NEWS

Host of roving ministries challenges central Colorado city’s broad ban against RVs parking at churches overnight

Court House News / AMANDA PAMPURO / May 7, 2022

Rev. Paul Elder sued the city of Pueblo after being cited with a zoning violation for hosting a traveling evangelist’s RV overnight

PUEBLO, Colo. (CN) — The roving evangelist is an icon of the old west: an inspired man riding his horse between boomtowns, spreading the gospel as he experienced it. The practice still exists today, particularly in Pentecostal Christian circles, but instead of traveling by horseback, travelers have upgraded to RVs.

Though faster, safer and much homier than a horse, RVs are subject to local zoning restrictions.

In the middle of Interstate 25 in Pueblo, Colorado, Rev. Paul Elder has been hosting RV evangelists at the Christian Growth Center for nearly three decades. In 2011, the city signed off on the hookups he had installed to help travelers charge and dump water from their mobile homes.

Then Pueblo passed new restrictions limiting overnight RV parking to the city’s licensed RV parks. People staying the night elsewhere, whether in the Walmart parking lot, on the side of the road or at a church, face a fine of $1,000 per day and up to one year in jail.

The Pentecostal faith of Christianity places importance on individual experiences rather than relying on belief that is directly taught. The traditional revival centers around a believer who channels the “outpoured spirit of God” to the congregation.

Though spoofed on the silver screen in movies like Steve Martin’s “Leap of Faith,” traveling evangelism is as old as the Bible.

“Paul tells Timothy to do the work of an evangelist,” Elder said.

Before settling down at the Christian Growth Center in 1992, Elder had been a traveling evangelist for 15 years, starting while he was in high school.

“When they don’t have the truck and the trailer, they have to travel alone,” Elder said. “It becomes a hardship for the family personally and it becomes a hardship, financially, for the church.”.

Elder asked and was denied a variance from the zoning board when first served notice of the violation.

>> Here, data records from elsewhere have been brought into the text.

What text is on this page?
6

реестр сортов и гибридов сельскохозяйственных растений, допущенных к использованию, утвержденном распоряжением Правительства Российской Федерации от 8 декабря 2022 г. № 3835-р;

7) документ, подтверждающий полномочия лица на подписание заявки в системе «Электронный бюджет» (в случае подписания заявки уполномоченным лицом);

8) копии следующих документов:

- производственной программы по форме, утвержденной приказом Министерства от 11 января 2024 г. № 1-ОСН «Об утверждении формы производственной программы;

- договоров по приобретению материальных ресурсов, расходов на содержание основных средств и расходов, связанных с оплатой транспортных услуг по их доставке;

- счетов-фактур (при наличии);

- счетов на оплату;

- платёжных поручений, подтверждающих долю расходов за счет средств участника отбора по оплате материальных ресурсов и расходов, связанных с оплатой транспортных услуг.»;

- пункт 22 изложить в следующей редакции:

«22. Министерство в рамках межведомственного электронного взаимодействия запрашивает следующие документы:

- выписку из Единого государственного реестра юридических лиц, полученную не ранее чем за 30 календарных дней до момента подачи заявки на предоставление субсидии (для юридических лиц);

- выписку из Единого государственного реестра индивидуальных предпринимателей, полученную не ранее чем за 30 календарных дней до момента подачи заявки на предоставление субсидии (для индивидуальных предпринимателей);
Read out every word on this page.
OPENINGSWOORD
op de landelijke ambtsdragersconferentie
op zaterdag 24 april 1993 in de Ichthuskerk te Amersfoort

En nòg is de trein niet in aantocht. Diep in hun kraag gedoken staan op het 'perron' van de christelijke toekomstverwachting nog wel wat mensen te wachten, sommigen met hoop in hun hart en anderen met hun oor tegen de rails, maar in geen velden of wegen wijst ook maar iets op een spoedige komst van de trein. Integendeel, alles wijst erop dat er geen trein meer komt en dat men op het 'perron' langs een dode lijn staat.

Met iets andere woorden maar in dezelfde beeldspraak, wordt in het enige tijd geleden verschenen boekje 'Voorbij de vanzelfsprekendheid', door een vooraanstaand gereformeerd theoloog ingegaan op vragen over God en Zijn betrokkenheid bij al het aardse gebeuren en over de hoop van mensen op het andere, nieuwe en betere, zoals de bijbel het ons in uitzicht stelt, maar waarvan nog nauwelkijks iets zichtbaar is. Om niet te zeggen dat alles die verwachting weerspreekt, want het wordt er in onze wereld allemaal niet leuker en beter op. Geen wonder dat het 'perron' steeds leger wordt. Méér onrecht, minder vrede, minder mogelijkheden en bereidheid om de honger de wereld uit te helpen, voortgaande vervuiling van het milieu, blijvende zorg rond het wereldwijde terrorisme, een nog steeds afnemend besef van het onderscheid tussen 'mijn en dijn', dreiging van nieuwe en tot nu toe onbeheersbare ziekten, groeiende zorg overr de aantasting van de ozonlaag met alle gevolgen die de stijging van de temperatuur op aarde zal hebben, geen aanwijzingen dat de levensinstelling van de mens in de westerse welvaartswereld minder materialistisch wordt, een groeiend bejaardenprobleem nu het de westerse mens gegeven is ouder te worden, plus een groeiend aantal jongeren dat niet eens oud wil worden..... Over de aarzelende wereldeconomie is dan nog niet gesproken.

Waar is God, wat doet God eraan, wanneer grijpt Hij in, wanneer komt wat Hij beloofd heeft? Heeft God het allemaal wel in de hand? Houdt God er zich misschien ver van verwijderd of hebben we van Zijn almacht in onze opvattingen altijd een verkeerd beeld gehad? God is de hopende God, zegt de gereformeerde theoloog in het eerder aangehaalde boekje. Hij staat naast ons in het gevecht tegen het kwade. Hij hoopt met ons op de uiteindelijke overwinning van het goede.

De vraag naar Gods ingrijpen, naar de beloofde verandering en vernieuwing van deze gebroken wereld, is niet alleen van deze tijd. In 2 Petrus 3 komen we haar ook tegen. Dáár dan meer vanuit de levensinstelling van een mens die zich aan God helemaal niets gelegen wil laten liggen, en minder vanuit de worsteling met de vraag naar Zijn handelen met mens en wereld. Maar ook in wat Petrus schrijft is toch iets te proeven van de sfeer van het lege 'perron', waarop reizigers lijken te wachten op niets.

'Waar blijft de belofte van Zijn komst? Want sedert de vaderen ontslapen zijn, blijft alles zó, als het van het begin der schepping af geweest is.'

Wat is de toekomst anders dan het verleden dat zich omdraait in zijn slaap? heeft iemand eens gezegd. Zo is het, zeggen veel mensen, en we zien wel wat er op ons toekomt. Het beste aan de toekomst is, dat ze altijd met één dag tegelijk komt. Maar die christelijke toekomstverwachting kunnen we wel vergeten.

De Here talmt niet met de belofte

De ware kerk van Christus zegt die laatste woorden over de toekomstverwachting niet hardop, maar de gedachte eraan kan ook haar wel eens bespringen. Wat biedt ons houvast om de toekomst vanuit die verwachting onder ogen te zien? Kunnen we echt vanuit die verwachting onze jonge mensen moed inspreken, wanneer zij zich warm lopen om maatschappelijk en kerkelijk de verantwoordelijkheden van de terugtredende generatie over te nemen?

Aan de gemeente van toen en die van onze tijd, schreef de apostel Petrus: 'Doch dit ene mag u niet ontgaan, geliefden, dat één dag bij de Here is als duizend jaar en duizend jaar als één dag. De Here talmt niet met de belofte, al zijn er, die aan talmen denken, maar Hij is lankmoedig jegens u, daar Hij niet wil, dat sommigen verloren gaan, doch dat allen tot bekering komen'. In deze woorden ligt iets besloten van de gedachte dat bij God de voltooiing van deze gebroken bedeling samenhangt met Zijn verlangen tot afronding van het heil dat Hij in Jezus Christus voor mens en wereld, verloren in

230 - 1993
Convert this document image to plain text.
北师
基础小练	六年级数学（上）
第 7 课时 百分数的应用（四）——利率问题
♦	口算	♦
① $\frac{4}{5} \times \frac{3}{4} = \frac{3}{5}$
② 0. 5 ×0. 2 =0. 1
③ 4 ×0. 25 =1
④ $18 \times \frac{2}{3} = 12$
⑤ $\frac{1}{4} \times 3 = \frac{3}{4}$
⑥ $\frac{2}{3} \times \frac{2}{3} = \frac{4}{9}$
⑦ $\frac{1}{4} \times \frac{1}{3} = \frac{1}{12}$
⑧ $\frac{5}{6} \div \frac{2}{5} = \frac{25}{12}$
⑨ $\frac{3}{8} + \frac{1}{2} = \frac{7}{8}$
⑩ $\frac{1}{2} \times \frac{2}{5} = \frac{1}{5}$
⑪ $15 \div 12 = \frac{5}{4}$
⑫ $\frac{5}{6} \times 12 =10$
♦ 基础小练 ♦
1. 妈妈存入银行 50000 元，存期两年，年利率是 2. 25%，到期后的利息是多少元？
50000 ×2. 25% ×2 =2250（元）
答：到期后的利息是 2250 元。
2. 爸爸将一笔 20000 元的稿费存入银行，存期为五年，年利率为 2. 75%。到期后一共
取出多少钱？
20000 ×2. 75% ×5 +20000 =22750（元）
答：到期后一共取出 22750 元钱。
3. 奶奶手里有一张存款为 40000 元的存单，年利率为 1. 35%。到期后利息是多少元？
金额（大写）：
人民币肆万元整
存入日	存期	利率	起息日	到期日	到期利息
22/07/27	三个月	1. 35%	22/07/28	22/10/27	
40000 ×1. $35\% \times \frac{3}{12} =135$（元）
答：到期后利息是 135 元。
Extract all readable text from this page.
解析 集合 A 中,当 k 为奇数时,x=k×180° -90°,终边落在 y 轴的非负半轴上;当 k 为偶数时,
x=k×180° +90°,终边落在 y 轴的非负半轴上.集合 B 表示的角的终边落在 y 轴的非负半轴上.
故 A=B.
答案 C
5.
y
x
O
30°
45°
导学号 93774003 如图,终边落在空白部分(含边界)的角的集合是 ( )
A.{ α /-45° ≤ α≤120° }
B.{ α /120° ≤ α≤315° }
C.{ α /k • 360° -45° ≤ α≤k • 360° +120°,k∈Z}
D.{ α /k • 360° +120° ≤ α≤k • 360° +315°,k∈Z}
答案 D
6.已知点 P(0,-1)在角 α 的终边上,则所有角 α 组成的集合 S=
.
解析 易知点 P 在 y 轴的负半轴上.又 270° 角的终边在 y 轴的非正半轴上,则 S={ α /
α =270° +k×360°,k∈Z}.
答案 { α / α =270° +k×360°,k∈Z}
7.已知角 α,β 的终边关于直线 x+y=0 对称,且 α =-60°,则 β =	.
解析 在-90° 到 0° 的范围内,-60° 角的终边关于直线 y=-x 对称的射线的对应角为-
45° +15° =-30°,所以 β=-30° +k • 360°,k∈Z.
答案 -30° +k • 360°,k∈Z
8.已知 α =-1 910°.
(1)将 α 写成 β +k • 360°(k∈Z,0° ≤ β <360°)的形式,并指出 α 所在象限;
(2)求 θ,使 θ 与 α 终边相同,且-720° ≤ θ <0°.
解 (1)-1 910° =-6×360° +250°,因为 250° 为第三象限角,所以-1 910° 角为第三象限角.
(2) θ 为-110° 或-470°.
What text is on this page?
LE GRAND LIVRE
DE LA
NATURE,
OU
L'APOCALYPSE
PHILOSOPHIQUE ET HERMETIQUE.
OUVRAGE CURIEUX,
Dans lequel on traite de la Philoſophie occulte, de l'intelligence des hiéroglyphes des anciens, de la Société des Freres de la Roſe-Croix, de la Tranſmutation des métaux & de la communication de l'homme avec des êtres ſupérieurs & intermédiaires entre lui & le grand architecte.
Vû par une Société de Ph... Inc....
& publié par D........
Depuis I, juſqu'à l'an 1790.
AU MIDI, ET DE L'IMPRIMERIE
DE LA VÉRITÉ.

While his attorneys explained the biblical tradition of hosting evangelists at the church to the city government, Elder was served with a formal criminal complaint by the municipal court.

The criminal proceedings are stayed pending Elder’s civil lawsuit against the city, first filed in the Pueblo County District Court in January and removed to federal court in February.

Elder’s attorney sees the ban as a direct violation of the Religious Land Use and Institutionalized Persons Act of 2000, which protects churches from zoning discrimination.

“It’s a really important aspect of the way they worship because they’re welcoming these evangelists to preach revivals,” said Andrew Nussbaum, an attorney at Nussbaum Gleason in Colorado Springs.